Cinco claves para entender las luces y las sombras del milagro ruandés 20 años después del genocidio.

Jóvenes ruandeses se pasan unos a otros la "llama del recuerdo" al llegar al distrito de Rubavu, donde miles de tutsis fueron asesinados durante el genocidio. La llama está haciendo un recorrido por todo el país desde enero de 2014. El 7 de abril llegará a Kigali, fecha del 20º aniversario del genocidio.

Ruanda no se puede despegar del horror. Su historia reciente sufrió un tajo tan enorme hace 20 años que es casi imposible descifrar su presente sin esa cicatriz con forma de genocidio atroz. Ocurre algo similar en Suráfrica, donde prácticamente todo se lee con los renglones de los tiempos del apartheid. No es necesariamente justo. El 61% de la población ruandesa no había nacido o tenía menos de cuatro años cuando la muerte asoló el país. Ruanda es una sociedad de presente y, sobre todo, de futuro. Estas son las claves para entender sus luces y sus sombras. Y hay muchas de ambas.

Wifi y eficiencia en los Grandes Lagos. Hace unos meses, los guardias de seguridad del aeropuerto de Kigali, capital de Ruanda, se tensaron en sus puestos de vigilancia. Un grupo de jóvenes se habían reunido en el hall del edificio con ordenadores portátiles bajo el brazo y los gendarmes temían que estuvieran tramando algo. Al pedirles explicaciones, su respuesta fue la definición de un país: los exámenes de fin de curso se acercaban y habían venido a conectarse al wifi gratuito y veloz del aeropuerto.

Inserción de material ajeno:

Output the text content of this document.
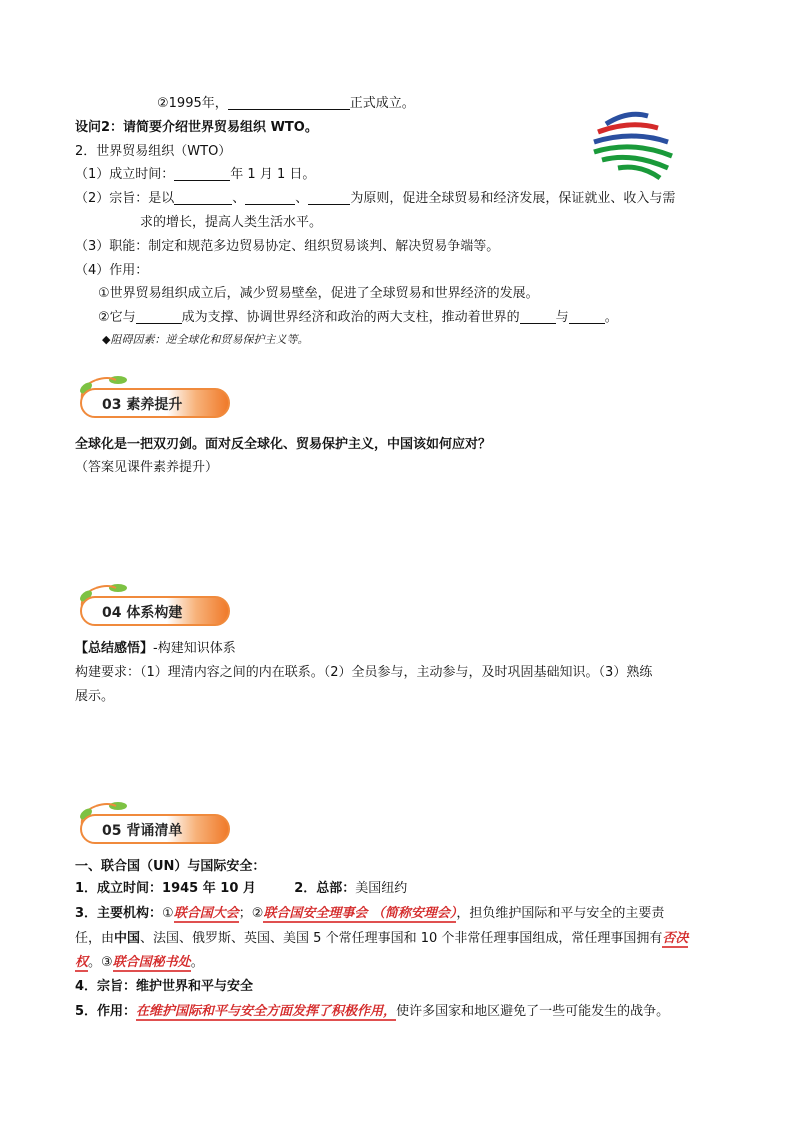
②1995年，	正式成立。
设问2：请简要介绍世界贸易组织 WTO。
2．世界贸易组织（WTO）
（1）成立时间：	年 1 月 1 日。
（2）宗旨：是以	、	、	为原则，促进全球贸易和经济发展，保证就业、收入与需
求的增长，提高人类生活水平。
（3）职能：制定和规范多边贸易协定、组织贸易谈判、解决贸易争端等。
（4）作用：
①世界贸易组织成立后，减少贸易壁垒，促进了全球贸易和世界经济的发展。
②它与	成为支撑、协调世界经济和政治的两大支柱，推动着世界的	与	。
◆阻碍因素：逆全球化和贸易保护主义等。
03 素养提升
全球化是一把双刃剑。面对反全球化、贸易保护主义，中国该如何应对？
（答案见课件素养提升）
04 体系构建
【总结感悟】-构建知识体系
构建要求：（1）理清内容之间的内在联系。（2）全员参与，主动参与，及时巩固基础知识。（3）熟练
展示。
05 背诵清单
一、联合国（UN）与国际安全：
1．成立时间：1945 年 10 月	2．总部：美国纽约
3．主要机构：①联合国大会；②联合国安全理事会 （简称安理会），担负维护国际和平与安全的主要责
任，由中国、法国、俄罗斯、英国、美国 5 个常任理事国和 10 个非常任理事国组成，常任理事国拥有否决
权。③联合国秘书处。
4．宗旨：维护世界和平与安全
5．作用：在维护国际和平与安全方面发挥了积极作用，使许多国家和地区避免了一些可能发生的战争。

Ruanda funciona. Desde los detalles hasta la sala de máquinas. Kigali es la ciudad más limpia de África –las bolsas de plástico están prohibidas y cada último sábado de mes toda la población está obligada a barrer las calles– y, algo insólito en el continente, incluso los moto-taxi que recorren sus mil colinas llevan dos cascos; uno para el conductor y otro para el cliente.

Hace nueve años, Ruanda ocupaba el puesto 158 de 189 en el ránking del Banco Mundial que evalúa la facilidad para hacer negocios de cada país. Este año ocupa el puesto 32. El resultado no es sólo una cifra. El proceso para crear un nuevo negocio, desde el momento de rellenar el formulario hasta salir por la puerta con cara de empresario, toma en Ruanda solo 24 horas.

La lucha contra la corrupción también ha dado un empujón a la eficiencia. Transparencia Internacional puntuó a Kigali en su índice de corrupción con un 5,3 sobre 10. Dinamarca, el mejor, sacó un 9,1 y España un 5,9.

Paz en Gran Hermano. La paz y el buen funcionamiento de Ruanda tiene aristas. El control de la vida de los ruandeses es enorme: hay leyes que obligan a vestir zapatos o prohíben vestir con harapos y los barrios de chabolas están vetados. Las elecciones de 2010, en las que Paul Kagame ganó con un 93% de los votos, estuvieron envueltas de críticas por la falta de oposición. En principio, el Presidente ruandés debería dejar el poder en 2017, ya que se debería cambiar la constitución para que pudiera aspirar a un tercer mandato. Sus seguidores, que los hay y muchos, piden que lo haga.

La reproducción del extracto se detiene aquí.